Johan Bruyneel vindt dat echter een grote vergissing en een enorm risico met weinig rendement.
“Je kunt de Ronde van Vlaanderen én de Giro doen,” betoogde Bruyneel in The Move-podcast. Toch verkiest hij de klassieke aanloop via de Ardennen richting de Giro als Evenepoel daarvoor kiest. “Het is voor mij moeilijk om Remco Flèche Wallonne en Luik-Bastenaken-Luik te zien laten schieten, die liggen dichter bij de Giro. Dat las ik ook, Spencer (dat
Evenepoel mogelijk de Ronde van Vlaanderen zou rijden, red.), ik ben absoluut geen fan van dat idee.”
Bruyneel gelooft niet in serieuze winstkansen en vindt het risico daarom niet te rechtvaardigen. “Ronde van Vlaanderen… Remco is geen Pogacar. De Ronde is zo’n specifieke koers, ik zie er geen voordeel in, er zijn veel risico’s.

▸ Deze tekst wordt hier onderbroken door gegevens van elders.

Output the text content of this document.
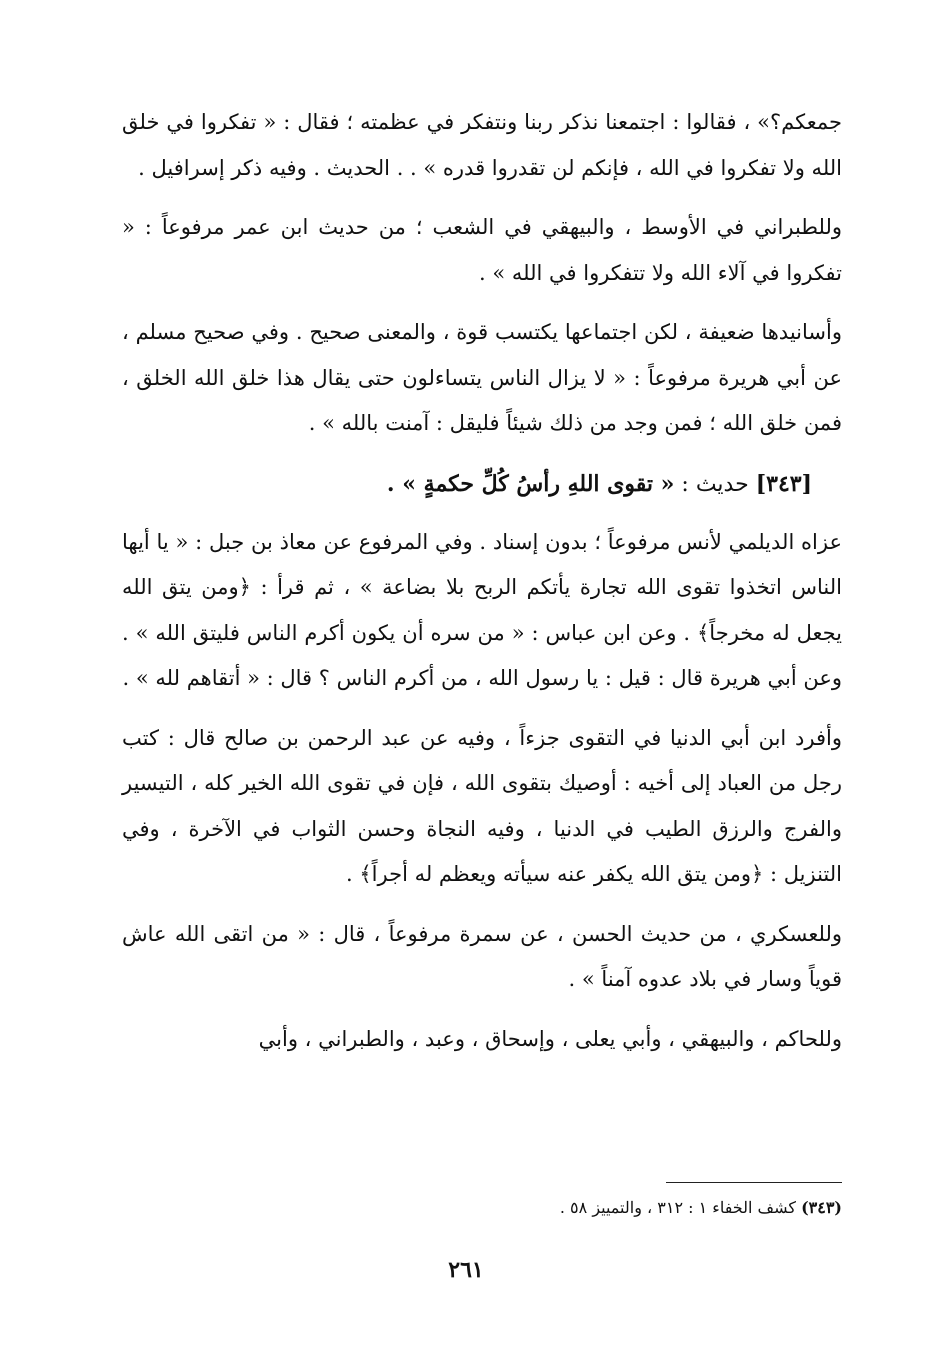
جمعكم؟» ، فقالوا : اجتمعنا نذكر ربنا ونتفكر في عظمته ؛ فقال : « تفكروا في خلق الله ولا تفكروا في الله ، فإنكم لن تقدروا قدره » . . الحديث . وفيه ذكر إسرافيل .

وللطبراني في الأوسط ، والبيهقي في الشعب ؛ من حديث ابن عمر مرفوعاً : « تفكروا في آلاء الله ولا تتفكروا في الله » .

وأسانيدها ضعيفة ، لكن اجتماعها يكتسب قوة ، والمعنى صحيح . وفي صحيح مسلم ، عن أبي هريرة مرفوعاً : « لا يزال الناس يتساءلون حتى يقال هذا خلق الله الخلق ، فمن خلق الله ؛ فمن وجد من ذلك شيئاً فليقل : آمنت بالله » .

[٣٤٣] حديث : « تقوى اللهِ رأسُ كُلِّ حكمةٍ » .

عزاه الديلمي لأنس مرفوعاً ؛ بدون إسناد . وفي المرفوع عن معاذ بن جبل : « يا أيها الناس اتخذوا تقوى الله تجارة يأتكم الربح بلا بضاعة » ، ثم قرأ : ﴿ومن يتق الله يجعل له مخرجاً﴾ . وعن ابن عباس : « من سره أن يكون أكرم الناس فليتق الله » . وعن أبي هريرة قال : قيل : يا رسول الله ، من أكرم الناس ؟ قال : « أتقاهم لله » .

وأفرد ابن أبي الدنيا في التقوى جزءاً ، وفيه عن عبد الرحمن بن صالح قال : كتب رجل من العباد إلى أخيه : أوصيك بتقوى الله ، فإن في تقوى الله الخير كله ، التيسير والفرج والرزق الطيب في الدنيا ، وفيه النجاة وحسن الثواب في الآخرة ، وفي التنزيل : ﴿ومن يتق الله يكفر عنه سيأته ويعظم له أجراً﴾ .

وللعسكري ، من حديث الحسن ، عن سمرة مرفوعاً ، قال : « من اتقى الله عاش قوياً وسار في بلاد عدوه آمناً » .

وللحاكم ، والبيهقي ، وأبي يعلى ، وإسحاق ، وعبد ، والطبراني ، وأبي

(٣٤٣) كشف الخفاء ١ : ٣١٢ ، والتمييز ٥٨ .
٢٦١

Remco is per definitie niet de beste in positie kiezen, en als er één koers is waar positionering alles is – zelfs als je er woont – als je ‘m nooit gereden hebt, vergeet het maar.” Bruyneel spreekt ook uit ervaring, want hij woonde in het gebied waar de koers verreden wordt.
“Ik woonde onderaan de Bosberg, ik heb de Ronde van Vlaanderen één keer gereden in mijn eerste profjaar en zei: ‘oké, ik kom nooit meer terug naar die gekke koers’, en ik heb ‘m ook nooit meer gereden.” Ik weet niet wat het Remco zou opleveren, natuurlijk vinden de fans het geweldig in België, maar ik zie hem niet in positie om echt een rol te spelen. En als dat niet zo is, waarom zou je het doen? Het zijn gewoon onnodige risico’s.”

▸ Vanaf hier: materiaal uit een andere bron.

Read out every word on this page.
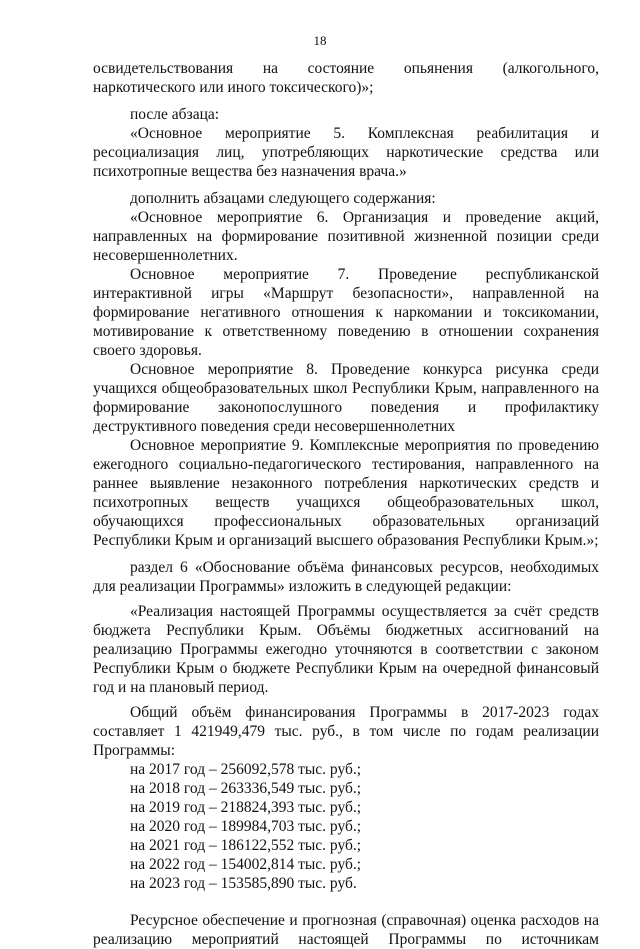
18

освидетельствования на состояние опьянения (алкогольного, наркотического или иного токсического)»;

после абзаца:

«Основное мероприятие 5. Комплексная реабилитация и ресоциализация лиц, употребляющих наркотические средства или психотропные вещества без назначения врача.»

дополнить абзацами следующего содержания:

«Основное мероприятие 6. Организация и проведение акций, направленных на формирование позитивной жизненной позиции среди несовершеннолетних.

Основное мероприятие 7. Проведение республиканской интерактивной игры «Маршрут безопасности», направленной на формирование негативного отношения к наркомании и токсикомании, мотивирование к ответственному поведению в отношении сохранения своего здоровья.

Основное мероприятие 8. Проведение конкурса рисунка среди учащихся общеобразовательных школ Республики Крым, направленного на формирование законопослушного поведения и профилактику деструктивного поведения среди несовершеннолетних

Основное мероприятие 9. Комплексные мероприятия по проведению ежегодного социально-педагогического тестирования, направленного на раннее выявление незаконного потребления наркотических средств и психотропных веществ учащихся общеобразовательных школ, обучающихся профессиональных образовательных организаций Республики Крым и организаций высшего образования Республики Крым.»;

раздел 6 «Обоснование объёма финансовых ресурсов, необходимых для реализации Программы» изложить в следующей редакции:

«Реализация настоящей Программы осуществляется за счёт средств бюджета Республики Крым. Объёмы бюджетных ассигнований на реализацию Программы ежегодно уточняются в соответствии с законом Республики Крым о бюджете Республики Крым на очередной финансовый год и на плановый период.

Общий объём финансирования Программы в 2017-2023 годах составляет 1 421949,479 тыс. руб., в том числе по годам реализации Программы:

на 2017 год – 256092,578 тыс. руб.;
на 2018 год – 263336,549 тыс. руб.;
на 2019 год – 218824,393 тыс. руб.;
на 2020 год – 189984,703 тыс. руб.;
на 2021 год – 186122,552 тыс. руб.;
на 2022 год – 154002,814 тыс. руб.;
на 2023 год – 153585,890 тыс. руб.

Ресурсное обеспечение и прогнозная (справочная) оценка расходов на реализацию мероприятий настоящей Программы по источникам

De technisch moeilijkste koers?
Evenepoel kan echter zeker presteren in Vlaanderen, want hij excelleert op korte hellingen. De koers is de laatste jaren bovendien minder tactisch geworden door de dominantie van Mathieu van der Poel en Tadej Pogacar, die vaak met kop en schouders boven de rest uitsteken en bergop gemakkelijk het verschil maken.

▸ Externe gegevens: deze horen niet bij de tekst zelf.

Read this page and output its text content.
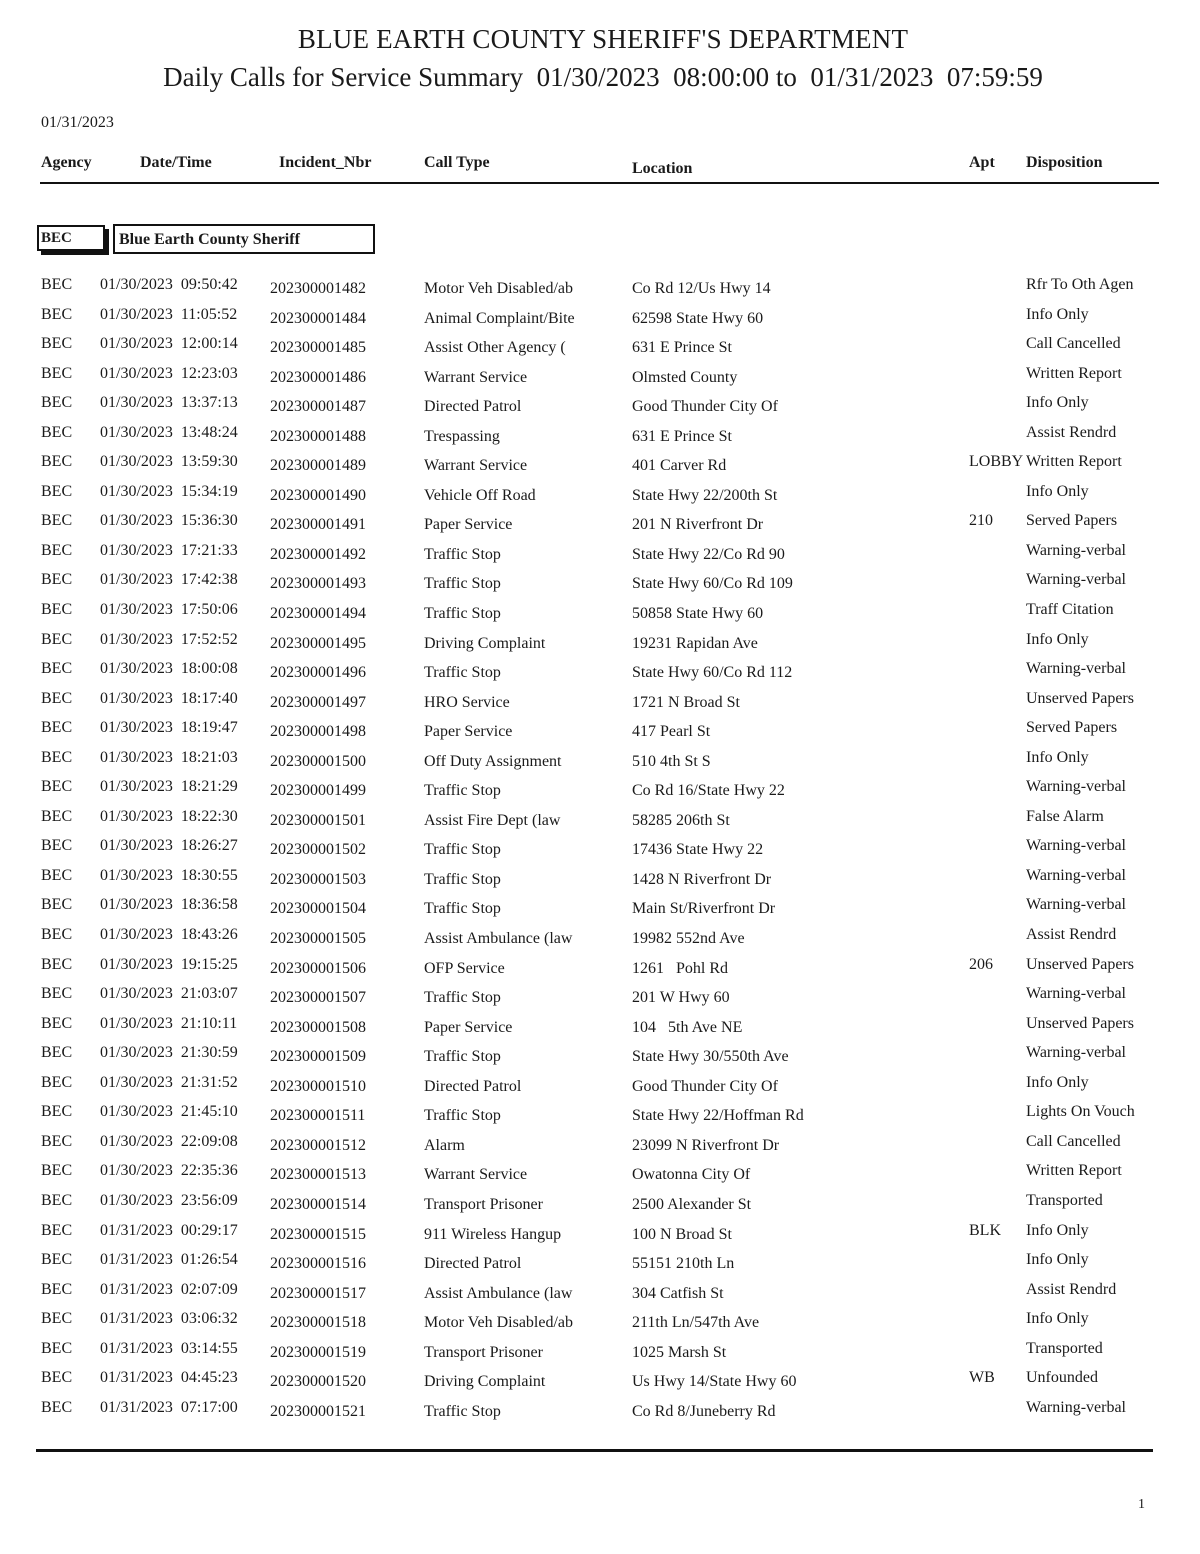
BLUE EARTH COUNTY SHERIFF'S DEPARTMENT
Daily Calls for Service Summary  01/30/2023  08:00:00 to  01/31/2023  07:59:59
01/31/2023
Agency	Date/Time	Incident_Nbr	Call Type	Location	Apt Disposition
BEC	Blue Earth County Sheriff
BEC 01/30/2023  09:50:42 202300001482	Motor Veh Disabled/ab	Co Rd 12/Us Hwy 14	Rfr To Oth Agen
BEC 01/30/2023  11:05:52 202300001484	Animal Complaint/Bite	62598 State Hwy 60	Info Only
BEC 01/30/2023  12:00:14 202300001485	Assist Other Agency (	631 E Prince St	Call Cancelled
BEC 01/30/2023  12:23:03 202300001486	Warrant Service	Olmsted County	Written Report
BEC 01/30/2023  13:37:13 202300001487	Directed Patrol	Good Thunder City Of	Info Only
BEC 01/30/2023  13:48:24 202300001488	Trespassing	631 E Prince St	Assist Rendrd
BEC 01/30/2023  13:59:30 202300001489	Warrant Service	401 Carver Rd	LOBBY Written Report
BEC 01/30/2023  15:34:19 202300001490	Vehicle Off Road	State Hwy 22/200th St	Info Only
BEC 01/30/2023  15:36:30 202300001491	Paper Service	201 N Riverfront Dr	210 Served Papers
BEC 01/30/2023  17:21:33 202300001492	Traffic Stop	State Hwy 22/Co Rd 90	Warning-verbal
BEC 01/30/2023  17:42:38 202300001493	Traffic Stop	State Hwy 60/Co Rd 109	Warning-verbal
BEC 01/30/2023  17:50:06 202300001494	Traffic Stop	50858 State Hwy 60	Traff Citation
BEC 01/30/2023  17:52:52 202300001495	Driving Complaint	19231 Rapidan Ave	Info Only
BEC 01/30/2023  18:00:08 202300001496	Traffic Stop	State Hwy 60/Co Rd 112	Warning-verbal
BEC 01/30/2023  18:17:40 202300001497	HRO Service	1721 N Broad St	Unserved Papers
BEC 01/30/2023  18:19:47 202300001498	Paper Service	417 Pearl St	Served Papers
BEC 01/30/2023  18:21:03 202300001500	Off Duty Assignment	510 4th St S	Info Only
BEC 01/30/2023  18:21:29 202300001499	Traffic Stop	Co Rd 16/State Hwy 22	Warning-verbal
BEC 01/30/2023  18:22:30 202300001501	Assist Fire Dept (law	58285 206th St	False Alarm
BEC 01/30/2023  18:26:27 202300001502	Traffic Stop	17436 State Hwy 22	Warning-verbal
BEC 01/30/2023  18:30:55 202300001503	Traffic Stop	1428 N Riverfront Dr	Warning-verbal
BEC 01/30/2023  18:36:58 202300001504	Traffic Stop	Main St/Riverfront Dr	Warning-verbal
BEC 01/30/2023  18:43:26 202300001505	Assist Ambulance (law	19982 552nd Ave	Assist Rendrd
BEC 01/30/2023  19:15:25 202300001506	OFP Service	1261   Pohl Rd	206 Unserved Papers
BEC 01/30/2023  21:03:07 202300001507	Traffic Stop	201 W Hwy 60	Warning-verbal
BEC 01/30/2023  21:10:11 202300001508	Paper Service	104   5th Ave NE	Unserved Papers
BEC 01/30/2023  21:30:59 202300001509	Traffic Stop	State Hwy 30/550th Ave	Warning-verbal
BEC 01/30/2023  21:31:52 202300001510	Directed Patrol	Good Thunder City Of	Info Only
BEC 01/30/2023  21:45:10 202300001511	Traffic Stop	State Hwy 22/Hoffman Rd	Lights On Vouch
BEC 01/30/2023  22:09:08 202300001512	Alarm	23099 N Riverfront Dr	Call Cancelled
BEC 01/30/2023  22:35:36 202300001513	Warrant Service	Owatonna City Of	Written Report
BEC 01/30/2023  23:56:09 202300001514	Transport Prisoner	2500 Alexander St	Transported
BEC 01/31/2023  00:29:17 202300001515	911 Wireless Hangup	100 N Broad St	BLK Info Only
BEC 01/31/2023  01:26:54 202300001516	Directed Patrol	55151 210th Ln	Info Only
BEC 01/31/2023  02:07:09 202300001517	Assist Ambulance (law	304 Catfish St	Assist Rendrd
BEC 01/31/2023  03:06:32 202300001518	Motor Veh Disabled/ab	211th Ln/547th Ave	Info Only
BEC 01/31/2023  03:14:55 202300001519	Transport Prisoner	1025 Marsh St	Transported
BEC 01/31/2023  04:45:23 202300001520	Driving Complaint	Us Hwy 14/State Hwy 60	WB Unfounded
BEC 01/31/2023  07:17:00 202300001521	Traffic Stop	Co Rd 8/Juneberry Rd	Warning-verbal
1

Spencer Martin benadrukt de technische dimensie van de koers, mogelijk zelfs nog belangrijker dan in Parijs-Roubaix wat betreft positionering. “Als fan vind ik het wel wat hebben. Je hebt een goed punt: het vergt veel vaardigheid, het is waarschijnlijk de zwaarste koers qua skills omdat je voortdurend moet weten waar je naartoe gaat,” stelt hij.
“Maar kan hij vroeg wegrijden, en omdat hij zo aero is vooruitblijven en winnen? De laatste twee hellingen zijn zo traag dat hij… het is moeilijk voor te stellen dat hij voor die mannen uit blijft.” De hellingen liggen Evenepoel, en als de koers vroeg genoeg openbreekt, kan hij zeker meedoen om de winst.
“Het is een gerucht, het is niet bevestigd. Als ik ploegleider of manager was, zou ik er sterk tegen adviseren, omdat het het risico niet waard is,” benadrukt Bruyneel. “Laten we niet vergeten dat Remco voortdurend terugkomt van pech. Eerst zijn val in Lombardije (2020, red.), een enorme klap toen hij van die brug viel. Dan zijn val in het Baskenland, gebroken sleutelbeen, ribben, noem maar op…”
“Echt heel moeilijk om van terug te komen en afgelopen winter weer een ongeval met een auto. Hij heeft er geen nog een nodig, en hem in de omgeving van de Ronde van Vlaanderen zetten… Ze zullen me ouderwets en te conservatief noemen, maar als ik degene was die hem advies moest geven – en misschien zou hij niet luisteren, waarschijnlijk niet – dan vind ik dit, als het wordt bevestigd, een slecht idee,” besloot hij.